In der gedanklichen Stille verschwinden die Ideen und Erinnerungen.
Die Vorstellungen über uns müssen gedanklich immer wieder erneuert
werden, damit wir uns damit identifizieren können. Verschwinden die
Ideen über uns selbst, verschwindet auch die Person. Was bleibt ist
eine schöne Aura des Friedens und eine liebevolle Haltung allem gegenüber.
Menschen,
die sich auf einen solchen Weg einlassen, verändern sich über die
Jahre dramatisch hin zu sanfteren und zugleich kompromissloseren
Wesen. Kompromisslos in der Wahrheitsliebe und in dem Bedürfnis, die
Tiefe des wiedererkannten Selbst auszuloten.
Der
Mensch reift von einem mit der Person identifizierten, hin zu einem
Wesen, dass keine Probleme mit seiner wachsenden Unwissenheit hat und
seine eigene Gegenwart am liebsten in Stille genießt. Die
Unwissenheit wächst, da sich alle Konzepte nach und nach als falsch
erweisen: Konzepte über uns selbst, die Welt, den Sinn des Lebens.
Die
Begegnung zwischen Menschen ändert sich ebenfalls in diesem Prozess.

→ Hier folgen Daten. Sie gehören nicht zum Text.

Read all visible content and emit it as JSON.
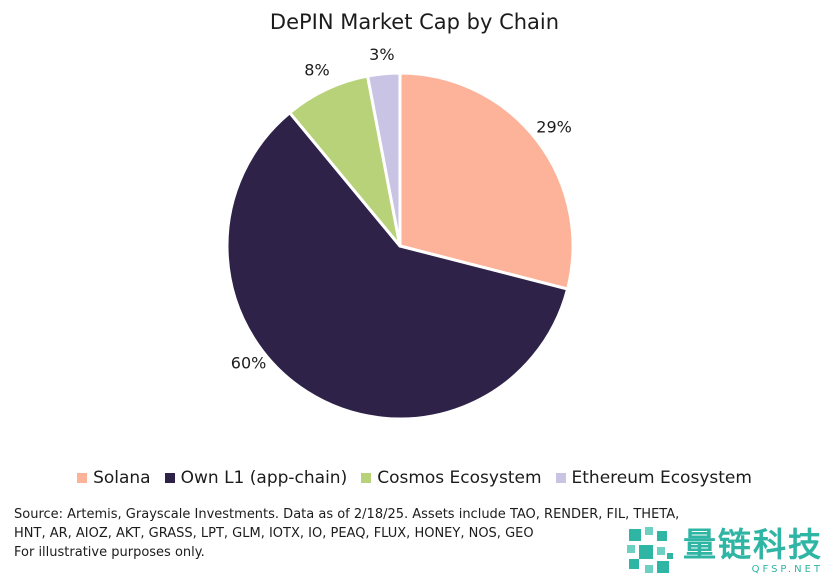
{
  "chart_data": {
    "type": "pie",
    "title": "DePIN Market Cap by Chain",
    "categories": [
      "Solana",
      "Own L1 (app-chain)",
      "Cosmos Ecosystem",
      "Ethereum Ecosystem"
    ],
    "values": [
      29,
      60,
      8,
      3
    ],
    "labels": [
      "29%",
      "60%",
      "8%",
      "3%"
    ],
    "colors": [
      "#fdb399",
      "#2e2249",
      "#b8d279",
      "#c9c3e4"
    ],
    "start": "12 o'clock, clockwise",
    "legend_position": "bottom"
  },
  "source": {
    "line1": "Source: Artemis, Grayscale Investments. Data as of 2/18/25. Assets include TAO, RENDER, FIL, THETA,",
    "line2": "HNT, AR, AIOZ, AKT, GRASS, LPT, GLM, IOTX, IO, PEAQ, FLUX, HONEY, NOS, GEO",
    "line3": "For illustrative purposes only."
  },
  "watermark": {
    "text_cn": "量链科技",
    "text_en": "QFSP.NET",
    "color": "#2fb5a4",
    "icon": "qr-style-logo-icon"
  }
}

Es gibt die oberflächlichen Begegnungen von „Wie heißt du und was
machst du beruflich?“. Diese dienen einer gedanklichen Einordnung
auf Basis verschiedener Konzepte, die wir über Menschen gespeichert
haben. Das ist die langweiligste und unwürdigste Form, wie wir
anderen begegnen können. Man kann die Schubladen im Fragenden aus
einer stilleren Perspektive regelrecht aufspringen hören – die
Kategorisierung von Menschen erfolgt schnell, bequem und unbewusst.
Dabei
laufen wir Gefahr, die wichtigsten Aspekte im Gegenüber überhaupt
nicht zu erfassen und gleich einem Schlafwandler, blind und voller
Illusionen, das eigentliche Leben zu versäumen. Wir funktionieren
dann gemäß einer Programmierung, welche das Produkt unserer
bisherigen Lebenserfahrungen ist – ein Leben als Automat, der das
Leben immer weniger hinterfragt.
Direkter
aber auch wenig verbreitet, ist eine Begegnung in der Stille. Sind
wir selbst still, sind unsere Gedanken ruhig und absichtslos,
erfassen wir den Menschen zunächst in dem dem, was nicht still ist
und können erahnen, was dahinter verborgen ruht.
Ist
der andere auch still, wird die Begegnung erhebend. Ihr entspringt
dann reine Freude und eine liebevolle Haltung, die unserer
unverfälschten Natur entspricht. Diese Begegnungen sind selten und
wertvoll und ein Zeichen größerer Reife. Das ist es, was als „noble
company“ bezeichnet wird und was unserer Entwicklung hilfreich ist,
da mehrere Menschen gemeinsam auf das gemeinsame Wesen ausgerichtet
sind und sich selbst im anderen wiedererkennen dürfen.
Es
ist die Anforderung an ein soziales Leben, welches vonnöten ist, um
die Perspektive für die Wahrheit nicht zu verlieren. Diese
Anforderung ist zugleich ein Bedürfnis und ein lebendiger Ausdruck
der Stille in uns. Wir verlieren dabei mehr und mehr die Fähigkeit,
gesellschaftlich angemessen auf Heucheleien zu reagieren. Aber das
ist ein geringer Preis für die Erkenntnis, dass wir nicht nur die
Marionetten in einem Spiel, sondern zugleich auch die Puppenspieler,
die Bühne und die Zuschauer sind.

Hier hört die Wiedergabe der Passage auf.